Blaues Pigment tropft von meinem Pinsel. Ultramarin. Es ist eine wundervolle Farbe. So kräftig und königlich wie kaum eines der anderen Pigmente. Manchmal stelle ich mir vor wie diese Farbe wohl klingen würde. Wie der Nachthimmel nach dem sie aussieht? Oder eher wie die vielen Studenten, welche Tagein Tagaus über den Campus der Universität laufen? Nein... mein Blau ist sicher niemand von ihnen... Purpur schon eher.

Auf der Mischpalette verschwimmen die Farben, mischen sich vor meinen Augen zu einem Violett, als ich mein ultramarin gundiertes Gemälde mit groben roten Pinselstrichen bearbeite. Der faserige breite borstige Pinsel hinterlässt eine Struktur, so zufällig in der Deckkraft wie der Klang der wuseligen Studenten. Glaube ich. Rot fällt zu Boden, zerspringt auf den fleckigen Fliesen des Atelier wie das Leben, welches diese Farbe widerspiegelt, als ich den Pinsel vom Holz nehme und meinen Blick in die Spiegelung des nun in Dunkelheit gehüllte Fenster fällt. Die Tropfen zerspringen an der Scheibe, sammeln sich, bis sie zu schwer sind und laufen in kleinen Bächen, der Schwerkraft folgend hinab, nur um sich dort wieder zu versammeln und große Pfützen zu bilden.

Trommeln... das ist das Wort welches in Büchern für das Geräusch der Tropfen an Scheiben oft verwendet wird. Hier ist es still. Nichts als das Bild welches im kalten Licht der Halogenlampe so viel unfreundlicher wirkt als ich es von meinen Farben gewohnt bin. So viele unterschiedliche Töne entstehen. Allein in dem kratzigen Purpur tanzen so viele Rottöne miteinander das ich sie kaum alle benennen könnte, doch den Ton um mich herum kann ich genau bezeichnen. Stille. Definiert bedeutet Stille die Abwesenheit von Geräuschen und sonstigen Klangphänomenen. Stille ist etwas Besonderes geworden in unserer hektischen Welt.
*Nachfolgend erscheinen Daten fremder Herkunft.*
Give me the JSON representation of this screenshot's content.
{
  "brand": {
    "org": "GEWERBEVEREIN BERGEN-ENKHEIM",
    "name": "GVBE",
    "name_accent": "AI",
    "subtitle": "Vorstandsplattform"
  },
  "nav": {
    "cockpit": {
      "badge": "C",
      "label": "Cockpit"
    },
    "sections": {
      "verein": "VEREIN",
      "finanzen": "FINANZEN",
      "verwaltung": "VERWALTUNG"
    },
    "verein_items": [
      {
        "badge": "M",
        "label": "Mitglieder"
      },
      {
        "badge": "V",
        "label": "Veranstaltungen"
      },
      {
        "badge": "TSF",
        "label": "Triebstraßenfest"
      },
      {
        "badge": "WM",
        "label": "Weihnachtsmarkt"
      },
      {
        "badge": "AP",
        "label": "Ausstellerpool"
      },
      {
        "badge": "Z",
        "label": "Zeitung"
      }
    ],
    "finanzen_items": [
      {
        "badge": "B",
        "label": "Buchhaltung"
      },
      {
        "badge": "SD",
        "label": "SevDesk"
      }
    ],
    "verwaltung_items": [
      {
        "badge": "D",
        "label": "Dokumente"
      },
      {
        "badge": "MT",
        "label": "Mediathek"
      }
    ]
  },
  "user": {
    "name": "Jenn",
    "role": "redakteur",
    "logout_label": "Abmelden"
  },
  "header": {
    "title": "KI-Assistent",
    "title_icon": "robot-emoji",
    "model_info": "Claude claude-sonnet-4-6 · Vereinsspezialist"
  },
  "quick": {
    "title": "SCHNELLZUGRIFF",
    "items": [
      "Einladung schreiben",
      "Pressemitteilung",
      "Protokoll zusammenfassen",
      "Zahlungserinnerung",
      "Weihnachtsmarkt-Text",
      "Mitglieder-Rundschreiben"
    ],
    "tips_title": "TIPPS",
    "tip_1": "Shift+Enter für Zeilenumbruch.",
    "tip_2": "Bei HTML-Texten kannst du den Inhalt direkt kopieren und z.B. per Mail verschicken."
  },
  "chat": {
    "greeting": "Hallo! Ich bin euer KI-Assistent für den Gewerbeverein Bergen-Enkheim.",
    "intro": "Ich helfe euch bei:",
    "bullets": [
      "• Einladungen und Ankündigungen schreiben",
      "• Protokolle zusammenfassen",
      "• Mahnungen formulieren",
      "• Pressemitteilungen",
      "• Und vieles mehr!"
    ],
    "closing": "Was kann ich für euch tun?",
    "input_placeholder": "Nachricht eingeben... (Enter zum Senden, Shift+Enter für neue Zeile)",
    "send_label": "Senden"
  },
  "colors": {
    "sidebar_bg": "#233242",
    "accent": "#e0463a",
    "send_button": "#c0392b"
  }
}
Von wegen... mich begleitet sie jeden Tag und ist überhaupt nichts Besonderes. Besonders nervig vielleicht, besonders beruhigend wohl eher nicht. Machen die Töne etwas nicht besonders? Ist es nicht das Rauschen der Blätter welches den Herbst zu etwas Besonderen macht? Das Zwitschern der Vögel, welches den Frühling ausmacht oder das Zirpen der Grillen den Sommer? Einen Moment glaubte ich bei mir wäre immer Winter, doch selbst der Winter hat seine Geräusche, wenn die Stiefel im Schnee knirschen... So beschreiben es zumindest die etlichen Autoren. Schlagende Herzen, Kinderlachen... alles Dinge deren Töne mir so fremd sind, wie das Gefühl einen Stern greifen zu können, doch Stille ist immer da. Stille und meine Gedanken. Eben nichts besonderes. Sind es nicht die Töne die in ihrer Vielfalt besonders sind, wie die Farben meiner Bilder? Ich weiß es leider nicht...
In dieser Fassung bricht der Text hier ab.